[ISEA2011] Paper: Kathrine Elizabeth Anker – A Cybersemiotic Approach to Technoetic Arts: new vocabularies in transdisciplinary research


Contemporary, technoetic arts (art, technology and consciousness), that oscillate between analogue and digital technologies, often approach a situation, that in many ways resembles transdisciplinary research. It integrates elements from numerous fields of science, technology and philosophy in interactive environments, that can be a challenge to frame within a verbal interpretation. In this paper, I focus upon the relationship between technoetic interfaces and user contemplation. The Cybersemiotic framework is a theoretical approach (2005/English translation, 2008) to semiotics, which is based on a further development of Information Science, Cybernetics, Social Systems Theory, Biosemiotics, phenomenology and Peircian semiotics. Cybersemiotics delivers a range of new terms that can successfully address the multiple, looped, dynamic processes of communication that lie in the interfaces of contemporary technoetic art communications. This gives an opportunity not only to experience interactive arts at the level of embodied presence, but to also intellectualize and name a combination of multisensory and symbolic experiences in ways, that can contribute to the development of adequate vocabularies concerning the integration of art, science, technology and philosophy in general. I will present central terms from the cybersemiotic framework and demonstrate their use in “readings” of contemporary, high quality, technoetic artworks. The aim is to both extract knowledge from the works, as well as to broaden the potential of “self-understanding” that they present to us. The cybersemiotic framework has been developed by Danish Professor of Semiotics, Søren Brier, who is the founder of the Journal “Cybernetics and Human Knowing”, and who has received the Warren McCulloch Award from the American Society for Cybernetics in 2008 in line with Gregory Bateson, Gordon Pask, Francisco Varela, Humberto Maturana and other central developers of the cybernetic paradigm. Artworks will be: Blue Morph (2007) by Artist Victoria Vesna and Nano Scientist James Gimsewski, and the electro-kinetic sculpture, Hylozoic Grove  (2008), by Architect Phillip Beesley.

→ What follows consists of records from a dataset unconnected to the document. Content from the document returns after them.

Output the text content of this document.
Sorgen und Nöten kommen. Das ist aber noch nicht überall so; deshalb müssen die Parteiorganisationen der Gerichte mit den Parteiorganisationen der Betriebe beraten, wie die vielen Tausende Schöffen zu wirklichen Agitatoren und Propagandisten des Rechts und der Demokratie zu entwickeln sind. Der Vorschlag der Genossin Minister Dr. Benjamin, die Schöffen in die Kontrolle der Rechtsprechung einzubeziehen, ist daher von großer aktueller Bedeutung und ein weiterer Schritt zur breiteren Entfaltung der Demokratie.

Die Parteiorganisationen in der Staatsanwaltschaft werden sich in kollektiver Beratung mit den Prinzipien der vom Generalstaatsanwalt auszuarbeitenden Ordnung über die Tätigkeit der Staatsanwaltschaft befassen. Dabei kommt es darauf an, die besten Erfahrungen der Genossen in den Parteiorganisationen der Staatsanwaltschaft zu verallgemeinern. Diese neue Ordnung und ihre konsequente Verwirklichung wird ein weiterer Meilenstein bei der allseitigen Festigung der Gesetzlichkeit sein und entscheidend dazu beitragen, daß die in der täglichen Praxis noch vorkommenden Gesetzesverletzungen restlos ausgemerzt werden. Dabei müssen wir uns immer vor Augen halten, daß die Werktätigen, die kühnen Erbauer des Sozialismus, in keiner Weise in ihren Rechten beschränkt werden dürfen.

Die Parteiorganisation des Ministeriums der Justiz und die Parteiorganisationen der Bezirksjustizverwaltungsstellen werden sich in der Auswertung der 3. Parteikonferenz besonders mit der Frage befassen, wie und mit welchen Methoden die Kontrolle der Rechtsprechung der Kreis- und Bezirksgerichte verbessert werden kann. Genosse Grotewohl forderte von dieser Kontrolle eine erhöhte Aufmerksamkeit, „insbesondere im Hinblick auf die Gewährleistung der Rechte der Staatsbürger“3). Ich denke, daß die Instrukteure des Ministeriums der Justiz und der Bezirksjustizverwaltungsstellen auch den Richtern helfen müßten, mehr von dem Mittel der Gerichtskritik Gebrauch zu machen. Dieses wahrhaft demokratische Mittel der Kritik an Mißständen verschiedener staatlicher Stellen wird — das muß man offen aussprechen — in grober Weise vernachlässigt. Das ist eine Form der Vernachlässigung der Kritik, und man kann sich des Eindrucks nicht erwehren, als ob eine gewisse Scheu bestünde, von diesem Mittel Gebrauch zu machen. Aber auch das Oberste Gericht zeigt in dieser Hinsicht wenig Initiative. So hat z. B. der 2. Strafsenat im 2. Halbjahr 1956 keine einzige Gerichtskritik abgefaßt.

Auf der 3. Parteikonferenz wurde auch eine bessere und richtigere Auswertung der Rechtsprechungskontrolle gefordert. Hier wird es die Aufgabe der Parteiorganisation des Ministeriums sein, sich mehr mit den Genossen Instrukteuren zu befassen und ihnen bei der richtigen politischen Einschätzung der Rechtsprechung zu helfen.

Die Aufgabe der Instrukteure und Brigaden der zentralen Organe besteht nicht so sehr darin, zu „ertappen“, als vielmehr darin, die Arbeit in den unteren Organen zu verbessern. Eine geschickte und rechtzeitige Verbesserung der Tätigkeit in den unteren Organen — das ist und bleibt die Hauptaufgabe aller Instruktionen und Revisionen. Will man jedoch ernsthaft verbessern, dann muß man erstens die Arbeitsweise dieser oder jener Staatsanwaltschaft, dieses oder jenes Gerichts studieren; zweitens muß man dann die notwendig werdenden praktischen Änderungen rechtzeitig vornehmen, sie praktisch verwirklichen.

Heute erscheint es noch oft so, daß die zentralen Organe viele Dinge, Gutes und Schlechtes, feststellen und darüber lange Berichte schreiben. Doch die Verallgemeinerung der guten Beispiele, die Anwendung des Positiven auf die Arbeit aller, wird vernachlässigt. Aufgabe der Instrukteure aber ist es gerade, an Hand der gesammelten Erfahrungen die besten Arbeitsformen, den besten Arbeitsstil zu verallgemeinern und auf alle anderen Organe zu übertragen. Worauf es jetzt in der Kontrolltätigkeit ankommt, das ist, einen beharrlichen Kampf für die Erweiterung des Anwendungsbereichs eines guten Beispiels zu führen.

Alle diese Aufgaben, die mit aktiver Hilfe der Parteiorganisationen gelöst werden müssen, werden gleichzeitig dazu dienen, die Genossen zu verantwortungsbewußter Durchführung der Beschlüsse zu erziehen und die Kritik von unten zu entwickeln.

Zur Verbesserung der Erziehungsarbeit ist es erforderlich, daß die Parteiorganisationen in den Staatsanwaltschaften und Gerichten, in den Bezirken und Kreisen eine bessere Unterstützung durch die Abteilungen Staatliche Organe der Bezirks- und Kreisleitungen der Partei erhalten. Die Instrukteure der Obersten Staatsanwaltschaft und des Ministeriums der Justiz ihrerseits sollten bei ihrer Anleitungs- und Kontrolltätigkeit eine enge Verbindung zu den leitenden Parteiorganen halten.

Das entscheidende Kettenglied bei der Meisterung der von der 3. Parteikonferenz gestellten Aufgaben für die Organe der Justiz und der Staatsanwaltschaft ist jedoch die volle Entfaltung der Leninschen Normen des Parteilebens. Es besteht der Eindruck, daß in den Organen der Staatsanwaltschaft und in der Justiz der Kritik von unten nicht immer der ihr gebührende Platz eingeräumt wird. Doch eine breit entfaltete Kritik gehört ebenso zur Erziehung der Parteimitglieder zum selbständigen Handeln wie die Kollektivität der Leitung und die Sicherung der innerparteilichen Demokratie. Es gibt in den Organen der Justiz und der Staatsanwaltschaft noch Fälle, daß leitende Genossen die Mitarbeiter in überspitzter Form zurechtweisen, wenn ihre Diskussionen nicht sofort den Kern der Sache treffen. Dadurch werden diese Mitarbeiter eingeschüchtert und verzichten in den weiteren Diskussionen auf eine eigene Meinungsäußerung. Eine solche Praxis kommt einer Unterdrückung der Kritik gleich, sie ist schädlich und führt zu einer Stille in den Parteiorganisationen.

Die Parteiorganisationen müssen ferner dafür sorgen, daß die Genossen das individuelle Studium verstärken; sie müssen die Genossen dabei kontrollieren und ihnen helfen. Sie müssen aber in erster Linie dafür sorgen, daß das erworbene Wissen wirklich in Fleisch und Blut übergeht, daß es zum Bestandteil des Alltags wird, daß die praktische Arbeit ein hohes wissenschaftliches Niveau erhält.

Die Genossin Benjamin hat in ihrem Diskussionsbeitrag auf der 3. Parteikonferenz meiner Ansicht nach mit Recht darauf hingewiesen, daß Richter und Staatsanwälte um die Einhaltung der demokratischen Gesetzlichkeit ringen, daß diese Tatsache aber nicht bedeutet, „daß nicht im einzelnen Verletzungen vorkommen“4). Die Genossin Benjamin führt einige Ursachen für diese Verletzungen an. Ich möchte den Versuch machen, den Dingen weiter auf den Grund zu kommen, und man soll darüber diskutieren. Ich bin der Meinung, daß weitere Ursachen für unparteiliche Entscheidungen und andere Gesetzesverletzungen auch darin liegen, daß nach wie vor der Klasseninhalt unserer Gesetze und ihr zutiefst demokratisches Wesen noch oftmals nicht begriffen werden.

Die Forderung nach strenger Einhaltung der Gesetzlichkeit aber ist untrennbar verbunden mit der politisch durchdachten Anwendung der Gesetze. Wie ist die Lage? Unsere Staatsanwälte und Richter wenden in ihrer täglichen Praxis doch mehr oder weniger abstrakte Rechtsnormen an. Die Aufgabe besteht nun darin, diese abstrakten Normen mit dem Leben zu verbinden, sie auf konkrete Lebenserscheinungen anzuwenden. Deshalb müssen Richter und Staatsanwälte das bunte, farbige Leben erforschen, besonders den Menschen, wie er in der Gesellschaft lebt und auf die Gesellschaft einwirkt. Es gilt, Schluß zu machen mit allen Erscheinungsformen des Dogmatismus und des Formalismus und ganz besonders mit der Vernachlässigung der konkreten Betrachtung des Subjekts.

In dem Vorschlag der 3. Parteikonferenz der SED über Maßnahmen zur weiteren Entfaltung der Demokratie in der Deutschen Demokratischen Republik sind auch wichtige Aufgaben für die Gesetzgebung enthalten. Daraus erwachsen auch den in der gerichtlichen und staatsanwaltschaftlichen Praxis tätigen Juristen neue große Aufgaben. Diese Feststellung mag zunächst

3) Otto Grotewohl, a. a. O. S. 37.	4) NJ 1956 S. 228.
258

  • Kathrine Elizabeth Anker is a writer, a cultural theorist, and an independent researcher. She holds a Master in Modern Culture and Cultural Communication from the University of Copenhagen, and is currently a PhD student at the Center of Advanced Inquiry in the Interactive Arts, Planetary Collegium, Plymouth University, UK. She has published numerous articles mainly concerned with technoetic arts and consciousness with a focus on embodiment. Her current project carries the title: Subject and Aesthetic Interface – an inquiry into transformed subjectivities. The project is concerned with questions of how artistic mixed- and augmented reality interfaces can be seen as communicational forms that appeal to transformed ways of understanding the human subject. She places a particular emphasis on the noetic side of the human mind, and combines approaches related to the natural, the human and the social sciences. Kathrine’s work is transdisciplinary, philosophical and speculative. It integrates Philosophy of Science, Cybersemiotics (Brier, 2008), biosemiotics, and case studies of Interactive Art Installations in an original way.Kathrine is also educated as a Pedagogue of Music and Movement, with an emphasis on the relation between sensory-motor skill, perception and intellectual processes in learning situations. This adds a practical background relating to the phenomenological questions involved in the project.